I was working on something the other day, combining two separate but related poems into one piece. It needed a title that described a whole as having two separate and identifiable parts, when that big ol’ word “bifurcated” popped up and introduced itself.
I had no idea that word was even in my cranial Rolodex, which is how I picture the memory banks in my head. Were you privy to those inner workings, you’d understand if you considered how a Rolodex works with its spinning, and little cards flapping around. Anyway, up jumped “bifurcated.” Big word, that “bifurcated.” Ten letters, four syllables. Five dollar word if I’ve ever heard one, not that I have any understanding of why words are assigned monetary values.
I checked Webster’s for the meaning of “bifurcate,” and it was perfect: “to divide into two branches or parts.” Add a “d” to indicate the deed was done, and I had the right word. I was describing the brain of a writer, or this writer, anyway.
I’m sure you’ve heard of that right brain, left brain thing, which is that the right brain is the creative side and the left brain is the logical, analytical side of the mind. When artists of all ilks create, they are said to be using the right side of the brain. Left brainers are CPAs, attorneys, mathematicians, and so on.
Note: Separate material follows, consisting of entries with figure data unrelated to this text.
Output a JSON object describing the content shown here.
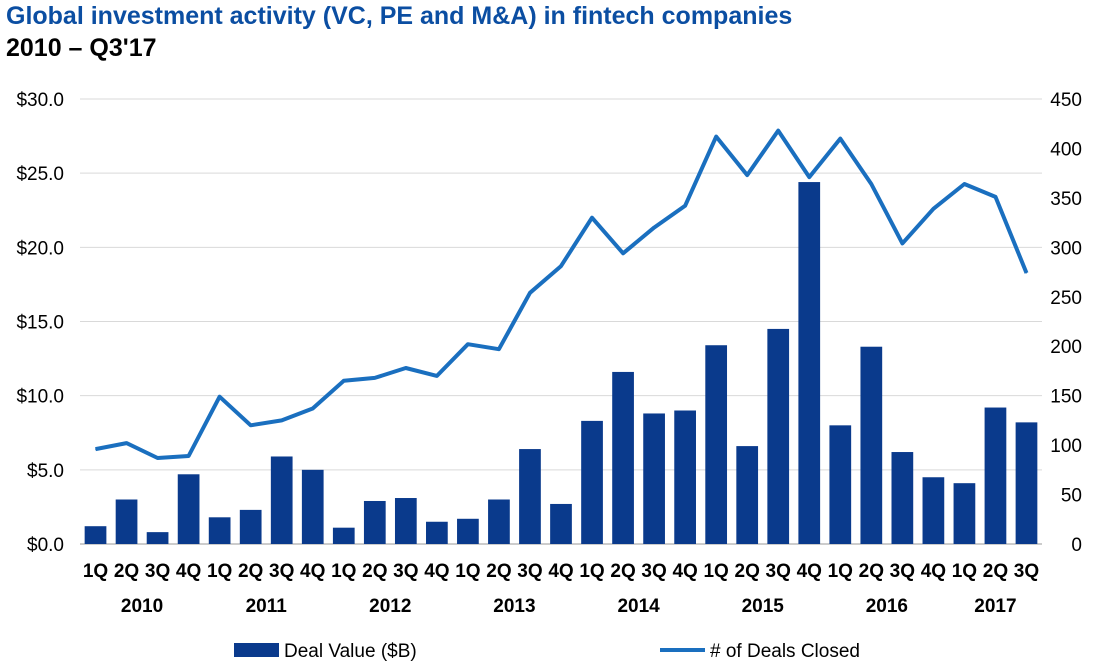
{
  "chart_data": {
    "type": "bar+line",
    "title": "Global investment activity (VC, PE and M&A) in fintech companies",
    "subtitle": "2010 – Q3'17",
    "categories": [
      "1Q",
      "2Q",
      "3Q",
      "4Q",
      "1Q",
      "2Q",
      "3Q",
      "4Q",
      "1Q",
      "2Q",
      "3Q",
      "4Q",
      "1Q",
      "2Q",
      "3Q",
      "4Q",
      "1Q",
      "2Q",
      "3Q",
      "4Q",
      "1Q",
      "2Q",
      "3Q",
      "4Q",
      "1Q",
      "2Q",
      "3Q",
      "4Q",
      "1Q",
      "2Q",
      "3Q"
    ],
    "years": [
      {
        "label": "2010",
        "start": 0,
        "count": 4
      },
      {
        "label": "2011",
        "start": 4,
        "count": 4
      },
      {
        "label": "2012",
        "start": 8,
        "count": 4
      },
      {
        "label": "2013",
        "start": 12,
        "count": 4
      },
      {
        "label": "2014",
        "start": 16,
        "count": 4
      },
      {
        "label": "2015",
        "start": 20,
        "count": 4
      },
      {
        "label": "2016",
        "start": 24,
        "count": 4
      },
      {
        "label": "2017",
        "start": 28,
        "count": 3
      }
    ],
    "series": [
      {
        "name": "Deal Value ($B)",
        "kind": "bar",
        "axis": "left",
        "color": "#0a3a8c",
        "values": [
          1.2,
          3.0,
          0.8,
          4.7,
          1.8,
          2.3,
          5.9,
          5.0,
          1.1,
          2.9,
          3.1,
          1.5,
          1.7,
          3.0,
          6.4,
          2.7,
          8.3,
          11.6,
          8.8,
          9.0,
          13.4,
          6.6,
          14.5,
          24.4,
          8.0,
          13.3,
          6.2,
          4.5,
          4.1,
          9.2,
          8.2
        ]
      },
      {
        "name": "# of Deals Closed",
        "kind": "line",
        "axis": "right",
        "color": "#1a6fbf",
        "values": [
          96,
          102,
          87,
          89,
          149,
          120,
          125,
          137,
          165,
          168,
          178,
          170,
          202,
          197,
          254,
          281,
          330,
          294,
          320,
          342,
          412,
          373,
          418,
          371,
          410,
          364,
          304,
          339,
          364,
          351,
          274
        ]
      }
    ],
    "y_left": {
      "min": 0,
      "max": 30,
      "step": 5,
      "ticks": [
        "$0.0",
        "$5.0",
        "$10.0",
        "$15.0",
        "$20.0",
        "$25.0",
        "$30.0"
      ]
    },
    "y_right": {
      "min": 0,
      "max": 450,
      "step": 50,
      "ticks": [
        "0",
        "50",
        "100",
        "150",
        "200",
        "250",
        "300",
        "350",
        "400",
        "450"
      ]
    },
    "grid": "horizontal",
    "legend_position": "bottom"
  }
}
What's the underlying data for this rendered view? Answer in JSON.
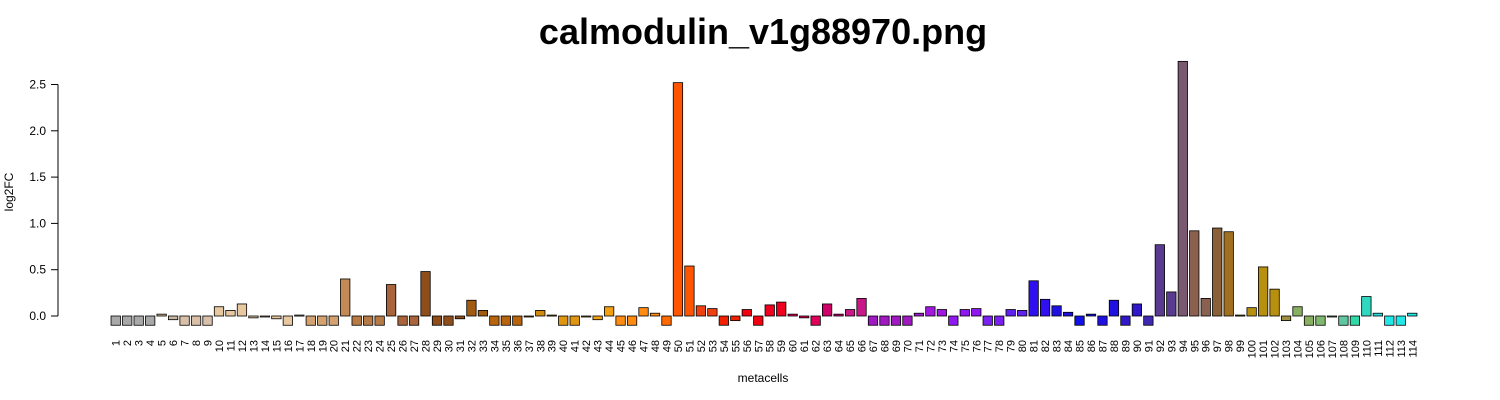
{
  "chart_data": {
    "type": "bar",
    "title": "calmodulin_v1g88970.png",
    "xlabel": "metacells",
    "ylabel": "log2FC",
    "ylim": [
      -0.1,
      2.75
    ],
    "yticks": [
      0.0,
      0.5,
      1.0,
      1.5,
      2.0,
      2.5
    ],
    "ytick_labels": [
      "0.0",
      "0.5",
      "1.0",
      "1.5",
      "2.0",
      "2.5"
    ],
    "grid": false,
    "categories": [
      "1",
      "2",
      "3",
      "4",
      "5",
      "6",
      "7",
      "8",
      "9",
      "10",
      "11",
      "12",
      "13",
      "14",
      "15",
      "16",
      "17",
      "18",
      "19",
      "20",
      "21",
      "22",
      "23",
      "24",
      "25",
      "26",
      "27",
      "28",
      "29",
      "30",
      "31",
      "32",
      "33",
      "34",
      "35",
      "36",
      "37",
      "38",
      "39",
      "40",
      "41",
      "42",
      "43",
      "44",
      "45",
      "46",
      "47",
      "48",
      "49",
      "50",
      "51",
      "52",
      "53",
      "54",
      "55",
      "56",
      "57",
      "58",
      "59",
      "60",
      "61",
      "62",
      "63",
      "64",
      "65",
      "66",
      "67",
      "68",
      "69",
      "70",
      "71",
      "72",
      "73",
      "74",
      "75",
      "76",
      "77",
      "78",
      "79",
      "80",
      "81",
      "82",
      "83",
      "84",
      "85",
      "86",
      "87",
      "88",
      "89",
      "90",
      "91",
      "92",
      "93",
      "94",
      "95",
      "96",
      "97",
      "98",
      "99",
      "100",
      "101",
      "102",
      "103",
      "104",
      "105",
      "106",
      "107",
      "108",
      "109",
      "110",
      "111",
      "112",
      "113",
      "114"
    ],
    "values": [
      -0.1,
      -0.1,
      -0.1,
      -0.1,
      0.02,
      -0.04,
      -0.1,
      -0.1,
      -0.1,
      0.1,
      0.06,
      0.13,
      -0.02,
      -0.01,
      -0.03,
      -0.1,
      0.01,
      -0.1,
      -0.1,
      -0.1,
      0.4,
      -0.1,
      -0.1,
      -0.1,
      0.34,
      -0.1,
      -0.1,
      0.48,
      -0.1,
      -0.1,
      -0.03,
      0.17,
      0.06,
      -0.1,
      -0.1,
      -0.1,
      -0.01,
      0.06,
      0.01,
      -0.1,
      -0.1,
      0.0,
      -0.04,
      0.1,
      -0.1,
      -0.1,
      0.09,
      0.03,
      -0.1,
      2.52,
      0.54,
      0.11,
      0.08,
      -0.1,
      -0.05,
      0.07,
      -0.1,
      0.12,
      0.15,
      0.02,
      -0.02,
      -0.1,
      0.13,
      0.02,
      0.07,
      0.19,
      -0.1,
      -0.1,
      -0.1,
      -0.1,
      0.03,
      0.1,
      0.07,
      -0.1,
      0.07,
      0.08,
      -0.1,
      -0.1,
      0.07,
      0.06,
      0.38,
      0.18,
      0.11,
      0.04,
      -0.1,
      0.02,
      -0.1,
      0.17,
      -0.1,
      0.13,
      -0.1,
      0.77,
      0.26,
      2.75,
      0.92,
      0.19,
      0.95,
      0.91,
      0.01,
      0.09,
      0.53,
      0.29,
      -0.05,
      0.1,
      -0.1,
      -0.1,
      0.0,
      -0.1,
      -0.1,
      0.21,
      0.03,
      -0.1,
      -0.1,
      0.03
    ],
    "colors": [
      "#A8A8A8",
      "#A8A8A8",
      "#A8A8A8",
      "#A8A8A8",
      "#D7B98E",
      "#C9B6A0",
      "#D8C1A8",
      "#D8C1A8",
      "#D8C1A8",
      "#E8C8A0",
      "#E8C8A0",
      "#E8C8A0",
      "#E8C8A0",
      "#E8C8A0",
      "#E8C8A0",
      "#E8C8A0",
      "#E8C8A0",
      "#D4A271",
      "#D4A271",
      "#D4A271",
      "#C38A56",
      "#B87A45",
      "#B87A45",
      "#B87A45",
      "#A8643A",
      "#A8643A",
      "#A8643A",
      "#8E4E1C",
      "#8E4E1C",
      "#8E4E1C",
      "#8E4E1C",
      "#A25A10",
      "#A25A10",
      "#B8640C",
      "#B8640C",
      "#B8640C",
      "#C87A12",
      "#D08A10",
      "#D08A10",
      "#E09510",
      "#E09510",
      "#E09510",
      "#F0A010",
      "#F0A010",
      "#FF8C10",
      "#FF8C10",
      "#FF8C10",
      "#FF8C10",
      "#FF6A00",
      "#FF5500",
      "#FF5500",
      "#F04010",
      "#F04010",
      "#F02000",
      "#F02000",
      "#F00010",
      "#F00010",
      "#F00020",
      "#F00020",
      "#E0005A",
      "#E0005A",
      "#E0005A",
      "#D0006A",
      "#D0006A",
      "#C81888",
      "#C81888",
      "#A018C0",
      "#A018C0",
      "#A018C0",
      "#A018C0",
      "#A018D0",
      "#A018E0",
      "#A018E0",
      "#8F18F0",
      "#8F18F0",
      "#8F18F0",
      "#7A20F0",
      "#7A20F0",
      "#6020F0",
      "#6020F0",
      "#3010F0",
      "#3010F0",
      "#2010E0",
      "#2010E0",
      "#1010E8",
      "#1010E8",
      "#2010E0",
      "#2010E0",
      "#3018C8",
      "#3018C8",
      "#4028B0",
      "#5A3A90",
      "#5A3A90",
      "#7A5870",
      "#8A6050",
      "#8A6050",
      "#8A6038",
      "#A07020",
      "#A07020",
      "#B89010",
      "#B89010",
      "#B89010",
      "#A09040",
      "#88B060",
      "#88B060",
      "#80B870",
      "#60C880",
      "#60C8A0",
      "#30D8A8",
      "#30D8C0",
      "#20E0E0",
      "#20E8E8",
      "#20E8E8",
      "#20E8E8"
    ]
  }
}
So I went online and found a couple tests to determine the predominant side of my brain. The first quiz was primarily for painters, which I am not, unless it meant painting my house, but the results said I was slightly right brained. Another determined I was predominantly left brained. I could see that coming because it had a bunch of questions about organizing and I am type of person that arranges spice jars alphabetically. I like things in my house to be neat and orderly.
My desk, however, where I write, belies that craving for order. It is a mess. I call it Katrina’s home page. Ditto with the computer. It’s a good thing I discovered the “search” function in Word because some of my stuff would be forever MIA. Lately I’ve had occasion to use it frequently.
I’ve been thinking about that word “bifurcated” ever since it reintroduced itself. Why is it that a word so obscure (to me), one I’m sure I’ve never used before, was there when I needed it, and other words that I use all the time have a wicked habit of hiding in the dusty catacombs of my cranial cortex? I mean, “bifurcated” was right there holding a sign that read “pick me, pick me.” No other word even attempted to vie for the honored slot in the title.
I’ve never said, “Let’s bifurcate this list of chores,” or “I’m going to bifurcate this story into two acts.” Never. Nor anything along the lines of, “Let’s order one dessert and bifurcate it.”
So here I am, wondering about the mysterious workings of the mind in an aspiring writer. I don’t usually refer to myself as using my right brain. I think of it as the place where my muse lives, when she’s not AWOL as she frequently is. At those times, I have no idea where she goes, and believe me, I’ve searched and used every trick I know of to lure her from her secret lair. Sometimes I think she hides in my bedside alarm clock and has the alarm set for two a.m., because that’s when she most often kicks me out of bed to take dictation.
Not too long ago. Beth, a friend of mine who blogs at Switched at Birth, wrote about tossing and turning all night as her muse was giving birth to a story about her elderly neighbor who had bagged an elderly deer. I understood exactly what she was going through, those streamers of words criss-crossing through the brain, the pressure of pent-up thoughts seeking release, the fear that thoughts would be forever lost in the morning. Those are the moments we yearn for, a muse with a full head of steam, well-oiled pistons pounding, and throttle wide open.
"Throttle." Another perfect word, though not with the same monetary value. It describes the function of left brain in writers. It ain’t a pretty picture, either. Some people refer to it as the inner critic. I call it an offspring of a female dog, and other canine-related words of description.
Its function, that “throttle,” is to stymie the creative process, to run the whole train off the tracks, metaphorically speaking. The left brain is what sends the muse cowering, presses the “delete” button on the keyboard, relegates brilliant writing to some far off corner where the search function is required to locate it in better times. And worse. Worse is what it does to the writer. No more confidence, no more thoughts of query letters to editors, no joy in Mudville, mighty Writer has struck out.
What would happen if we could bifurcate the left brain? Would its powers be lessened by being divided, or would they be strengthened as in two-against-one?
Well, I took that afore-mentioned combined piece of those two poems, one about a right brain day and the other about a left brain day, and submitted it as an online writing class assignment. The instructor wrote back that I soared with the right brain part, but wanted me to delete the left brained part. She wanted me to bifurcate the whole, leaving only the right brained poem. I thought the left brained poem contained some pretty good writing. It accurately described how a writer feels when the left brain is ascendant.
I suppose that’s why she didn’t like it. I could tell she’d been there.